Firstly can I say I don't think this is a SS issue and shouldn't be worried far less be expecting a visit Monday.

Don't know how old your oldest is but I do think it gets harder. I would consider going out and buying duvet cover and a few bits in her theme to make the room more inviting when you are ready to do it not because your" friend " thinks you should.

X Post, what you have is a neighbour who doesn't agree with your choices.

I would distance myself from her.

Whilewildeisonmine Sat 12-Jul-14 10:43:29

Is this something SS would be concerned about?

DoYouThinkSheSawUs Sat 12-Jul-14 10:43:53

I think she also thinks it's abusive to be breastfeeding a 3 yo...

gamerchick Sat 12-Jul-14 10:44:53

I still Co sleep with my 7 yr old.. He gets terror stricken if he wakes up alone in the night. My SIL slept with her mother until she was 16 and then she had a job getting her in her own bed.

littlewhitebag Sat 12-Jul-14 10:45:26

They may not even visit. They will do an initial screening of the call check if you are known to SS, talk to your HV etc. If they are satisfied there are no concerns they may just write to you and say they received a referral regarding you but are taking no further action. I am a SW and if I came to your house and you explained things as you have here then I would leave satisfied that all was fine.

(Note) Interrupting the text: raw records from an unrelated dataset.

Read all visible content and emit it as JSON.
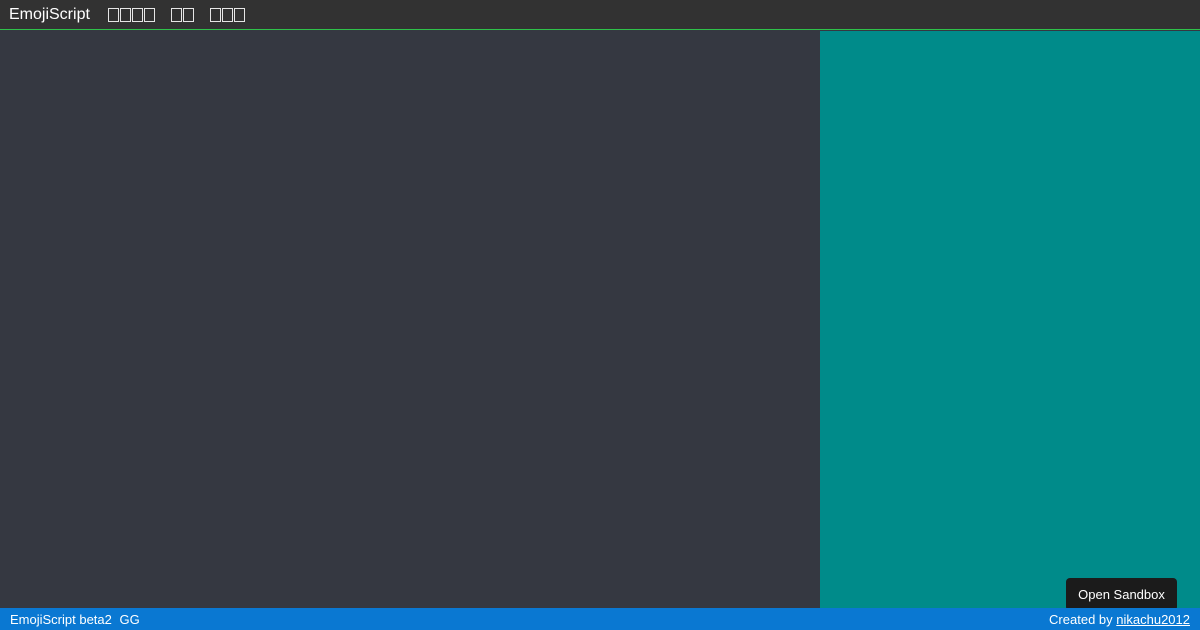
{
  "topbar": {
    "brand": "EmojiScript",
    "menu_items": [
      {
        "glyph_count": 4
      },
      {
        "glyph_count": 2
      },
      {
        "glyph_count": 3
      }
    ]
  },
  "sandbox_button": {
    "label": "Open Sandbox"
  },
  "statusbar": {
    "version": "EmojiScript beta2",
    "suffix": "GG",
    "credit_prefix": "Created by",
    "author": "nikachu2012"
  },
  "colors": {
    "topbar_bg": "#323232",
    "topbar_border": "#2fc24a",
    "editor_bg": "#353841",
    "output_bg": "#008b8a",
    "statusbar_bg": "#0a78d2",
    "button_bg": "#1b1b1b"
  }
}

Please don't worry about it.

TeenAndTween Sat 12-Jul-14 10:47:32

Considering the conditions my ADD lived in for her first 5 years with SS involvement, I don't think they will have any issues at all with what you describe.

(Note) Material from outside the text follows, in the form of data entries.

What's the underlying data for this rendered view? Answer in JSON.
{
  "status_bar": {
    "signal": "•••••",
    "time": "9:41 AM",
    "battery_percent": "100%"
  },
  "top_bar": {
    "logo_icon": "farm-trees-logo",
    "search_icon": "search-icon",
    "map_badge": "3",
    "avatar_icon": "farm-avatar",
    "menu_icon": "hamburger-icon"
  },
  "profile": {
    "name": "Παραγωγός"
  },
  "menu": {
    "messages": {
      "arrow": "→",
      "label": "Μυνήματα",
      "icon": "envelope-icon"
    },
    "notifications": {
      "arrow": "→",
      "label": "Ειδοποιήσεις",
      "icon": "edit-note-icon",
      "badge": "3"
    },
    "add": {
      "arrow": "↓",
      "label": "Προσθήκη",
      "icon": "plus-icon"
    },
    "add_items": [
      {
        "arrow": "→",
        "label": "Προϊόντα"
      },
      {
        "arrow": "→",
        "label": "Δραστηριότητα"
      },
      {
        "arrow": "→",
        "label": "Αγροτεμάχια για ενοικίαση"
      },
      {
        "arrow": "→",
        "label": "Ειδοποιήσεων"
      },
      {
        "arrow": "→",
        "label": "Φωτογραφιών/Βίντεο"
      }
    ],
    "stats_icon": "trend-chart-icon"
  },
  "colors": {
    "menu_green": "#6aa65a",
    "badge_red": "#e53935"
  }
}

(Though maybe a more welcoming bedroom might encourage your DC to want to be in there more, and eventually sleep there too?)

DoYouThinkSheSawUs Sat 12-Jul-14 10:48:08

I don't want dd playing upstairs in her room unsupervised at 3 but yes I will put some toys and bedding in just in case.

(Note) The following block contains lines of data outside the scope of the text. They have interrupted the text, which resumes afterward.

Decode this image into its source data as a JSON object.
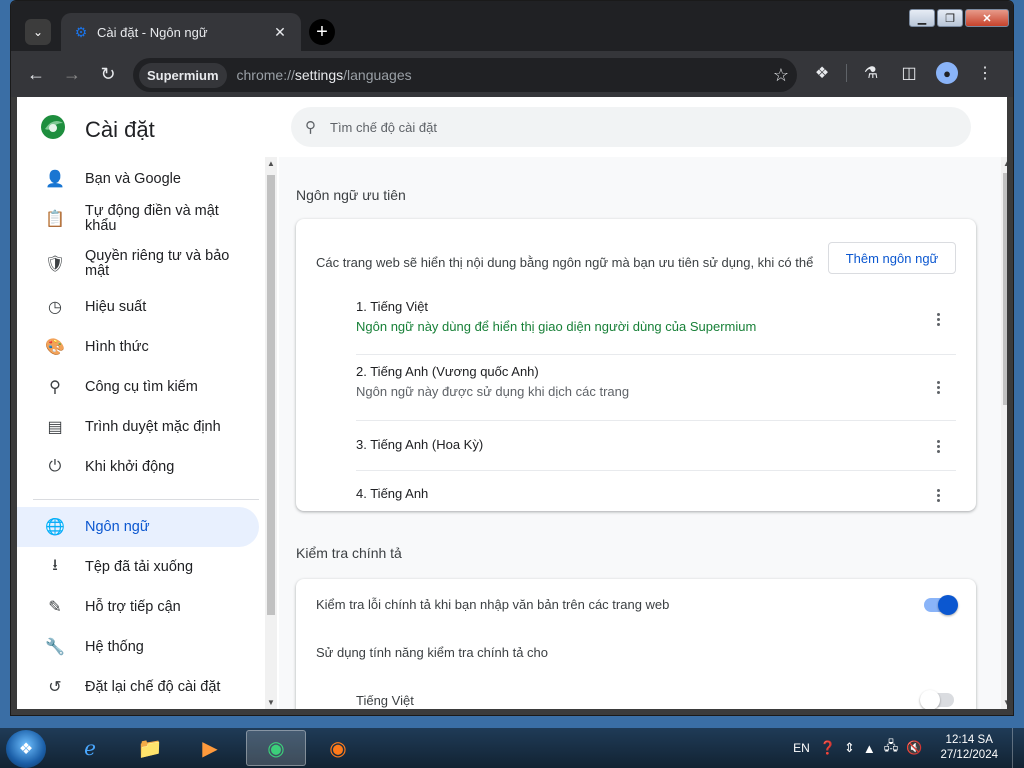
{
  "browser": {
    "tab_title": "Cài đặt - Ngôn ngữ",
    "tab_close": "✕",
    "new_tab": "+",
    "origin_chip": "Supermium",
    "url_scheme": "chrome://",
    "url_host": "settings",
    "url_path": "/languages",
    "window_controls": {
      "minimize": "▁",
      "maximize": "❐",
      "close": "✕"
    }
  },
  "header": {
    "title": "Cài đặt",
    "search_placeholder": "Tìm chế độ cài đặt"
  },
  "sidebar": {
    "items": [
      {
        "label": "Bạn và Google",
        "icon": "person-icon"
      },
      {
        "label": "Tự động điền và mật khẩu",
        "icon": "clipboard-icon"
      },
      {
        "label": "Quyền riêng tư và bảo mật",
        "icon": "shield-icon"
      },
      {
        "label": "Hiệu suất",
        "icon": "speedometer-icon"
      },
      {
        "label": "Hình thức",
        "icon": "palette-icon"
      },
      {
        "label": "Công cụ tìm kiếm",
        "icon": "search-icon"
      },
      {
        "label": "Trình duyệt mặc định",
        "icon": "browser-window-icon"
      },
      {
        "label": "Khi khởi động",
        "icon": "power-icon"
      },
      {
        "label": "Ngôn ngữ",
        "icon": "globe-icon",
        "active": true
      },
      {
        "label": "Tệp đã tải xuống",
        "icon": "download-icon"
      },
      {
        "label": "Hỗ trợ tiếp cận",
        "icon": "accessibility-icon"
      },
      {
        "label": "Hệ thống",
        "icon": "wrench-icon"
      },
      {
        "label": "Đặt lại chế độ cài đặt",
        "icon": "history-icon"
      }
    ]
  },
  "languages": {
    "section_title": "Ngôn ngữ ưu tiên",
    "description": "Các trang web sẽ hiển thị nội dung bằng ngôn ngữ mà bạn ưu tiên sử dụng, khi có thể",
    "add_button": "Thêm ngôn ngữ",
    "list": [
      {
        "name": "1. Tiếng Việt",
        "sub": "Ngôn ngữ này dùng để hiển thị giao diện người dùng của Supermium"
      },
      {
        "name": "2. Tiếng Anh (Vương quốc Anh)",
        "sub": "Ngôn ngữ này được sử dụng khi dịch các trang"
      },
      {
        "name": "3. Tiếng Anh (Hoa Kỳ)",
        "sub": ""
      },
      {
        "name": "4. Tiếng Anh",
        "sub": ""
      }
    ]
  },
  "spellcheck": {
    "section_title": "Kiểm tra chính tả",
    "check_label": "Kiểm tra lỗi chính tả khi bạn nhập văn bản trên các trang web",
    "check_on": true,
    "use_for_label": "Sử dụng tính năng kiểm tra chính tả cho",
    "lang_vi": "Tiếng Việt",
    "lang_vi_on": false
  },
  "taskbar": {
    "lang": "EN",
    "time": "12:14 SA",
    "date": "27/12/2024"
  },
  "colors": {
    "accent": "#0b57d0",
    "green_text": "#188038"
  }
}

Wrt SN - there is some suspicion of high functioning autism, (but no speech delay) as she really struggles socially and with getting overstimulated - haven't spoken to any professional formally about this, just friends who are "in the business" - a SEN teacher, and a child psychologist.

Thanks for the reassurances smile

I agree this will possibly prompt a visit from your HV.

She possibly will ask probing questions about the age appropriate care given to your three year old.

Reasons around why she isn't attending Nursery etc.

There is nothing wrong with the choices you are making but it's up to the HV to make sure those choices are for the right reasons, now a report has gone in.

AnAirOfHope82 Sat 12-Jul-14 10:49:25

Make sure your home is clean and safe for children and that the children have a room if they want it and it will be fine.

Food in the fridge and age approate toys and somewhere safe to play and clean clothes that fit.

Its ok to cosleep but you must show that the older child can not get to or hurt/roll on the younger child at night

Iownafourinchporsche Sat 12-Jul-14 10:52:20

Lots of other patents cosleep and do extended breastfeeding. I rely would carry on as normal and let SS find you as you are. You are doing nothing wrong. The other mum is a plonker

Oldraver Sat 12-Jul-14 10:52:28

Do you get on with your HV ? Is she on board with co-sleeping and ebf ?.

I would think of given her a headsup that a 'friend' has said she has reported you to SS as she doesn't agree with your parenting methods

Littleturkish Sat 12-Jul-14 10:52:56

You 'think' she thinks it is abusive? What makes you say that? Not just that it is wrong, but abusive??